Para testar a confiabilidade dos PCSRs previstos , a percentagem de participação região no câncer foi calculado com limite diferente, onde foram identificadas as frequências dos 200 primeiros conjuntos de sondas com maiores variações de dobra para cada região (Tabela S2). Enquanto, um grande número destas regiões incluindo 1q31.3, 2p25.2,3q25.2, 12p13.31 e 22q12.1 partilhada em ambos os limiares (Tabela 1 e Tabela S2), algumas regiões foram registados como um PCSR por apenas um desses limites. Por exemplo 1p32.2 e 2q22.3 foram identificados para o limiar de mudanças 2 vezes, ao passo que, 1p22.3 e 2p12 foram registrados para as maiores variações vezes (Tabela 1 e Tabela S2).

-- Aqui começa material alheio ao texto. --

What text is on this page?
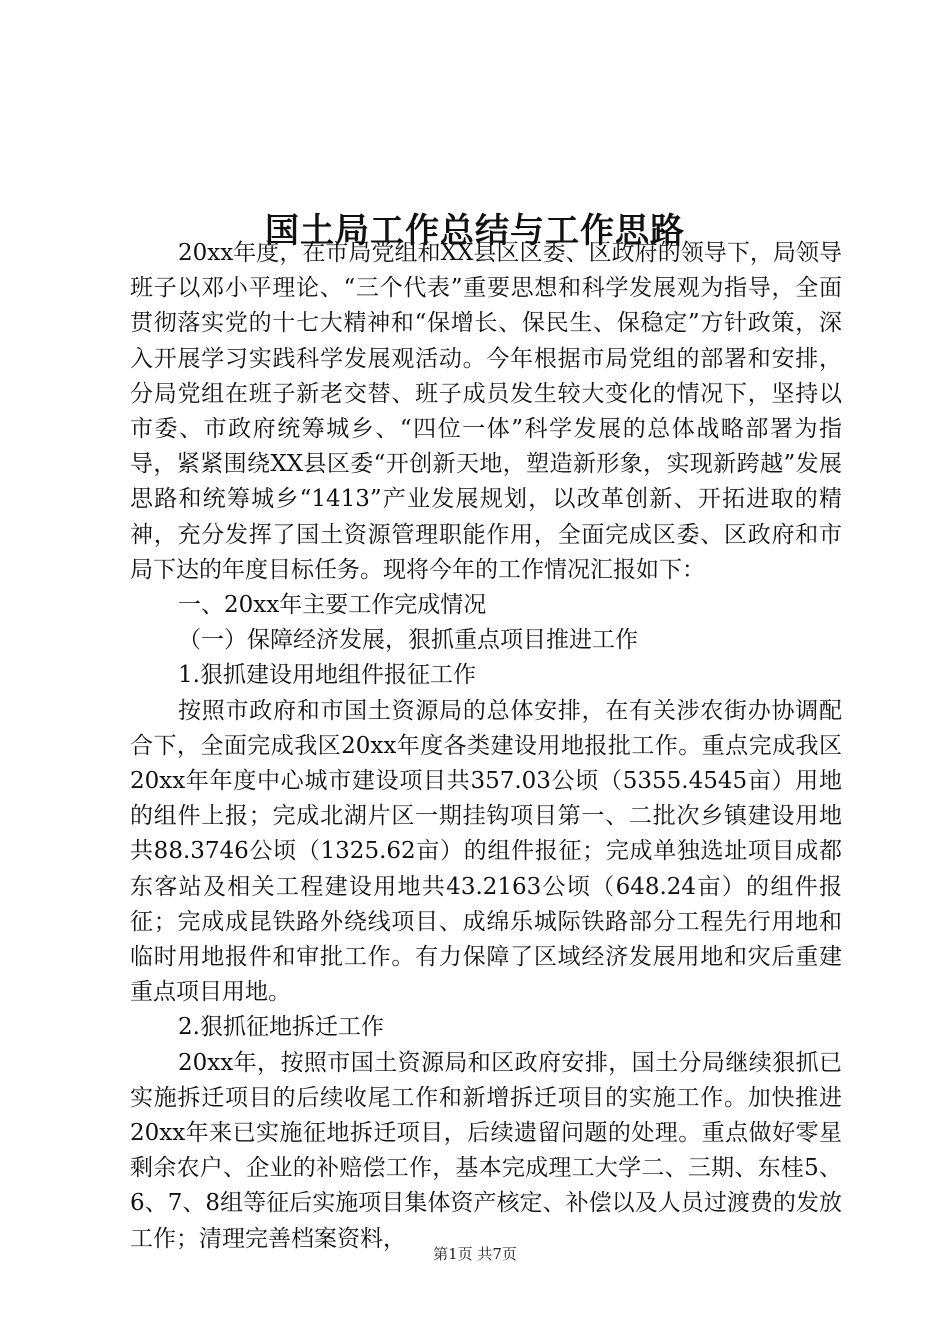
国土局工作总结与工作思路

20xx年度，在市局党组和XX县区区委、区政府的领导下，局领导班子以邓小平理论、“三个代表”重要思想和科学发展观为指导，全面贯彻落实党的十七大精神和“保增长、保民生、保稳定”方针政策，深入开展学习实践科学发展观活动。今年根据市局党组的部署和安排，分局党组在班子新老交替、班子成员发生较大变化的情况下，坚持以市委、市政府统筹城乡、“四位一体”科学发展的总体战略部署为指导，紧紧围绕XX县区委“开创新天地，塑造新形象，实现新跨越”发展思路和统筹城乡“1413”产业发展规划，以改革创新、开拓进取的精神，充分发挥了国土资源管理职能作用，全面完成区委、区政府和市局下达的年度目标任务。现将今年的工作情况汇报如下：

一、20xx年主要工作完成情况

（一）保障经济发展，狠抓重点项目推进工作

1.狠抓建设用地组件报征工作

按照市政府和市国土资源局的总体安排，在有关涉农街办协调配合下，全面完成我区20xx年度各类建设用地报批工作。重点完成我区20xx年年度中心城市建设项目共357.03公顷（5355.4545亩）用地的组件上报；完成北湖片区一期挂钩项目第一、二批次乡镇建设用地共88.3746公顷（1325.62亩）的组件报征；完成单独选址项目成都东客站及相关工程建设用地共43.2163公顷（648.24亩）的组件报征；完成成昆铁路外绕线项目、成绵乐城际铁路部分工程先行用地和临时用地报件和审批工作。有力保障了区域经济发展用地和灾后重建重点项目用地。

2.狠抓征地拆迁工作

20xx年，按照市国土资源局和区政府安排，国土分局继续狠抓已实施拆迁项目的后续收尾工作和新增拆迁项目的实施工作。加快推进20xx年来已实施征地拆迁项目，后续遗留问题的处理。重点做好零星剩余农户、企业的补赔偿工作，基本完成理工大学二、三期、东桂5、6、7、8组等征后实施项目集体资产核定、补偿以及人员过渡费的发放工作；清理完善档案资料，

第1页 共7页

Porcentagem do cromossoma participação também foi calculado para 11 HCs, para identificar qual cromossomo (s) está mais envolvido com as mudanças de expressão transcrição (Tabela S3). Os resultados mostraram que é CHR4 abrigando o maior número de genes alterados no cancro (com exclusão da próstata e cancros gástricos) (Tabela S3). Em contraste, chry tem o menor número de genes expressos no cancro. Um resumo da participação cromossômica de 11 HCs mostra diferenças significativas, como indicado pelo teste Geral qui-quadrado. Quatro cromossomos superiores abrigam os genes mais baixo-expressos foram chrs 4, 5, 13 e X, enquanto que no caso dos genes sobre-expressos os maiores números de alteração foram registrados para chrs 1, 7, 8 e 12 (figura S1).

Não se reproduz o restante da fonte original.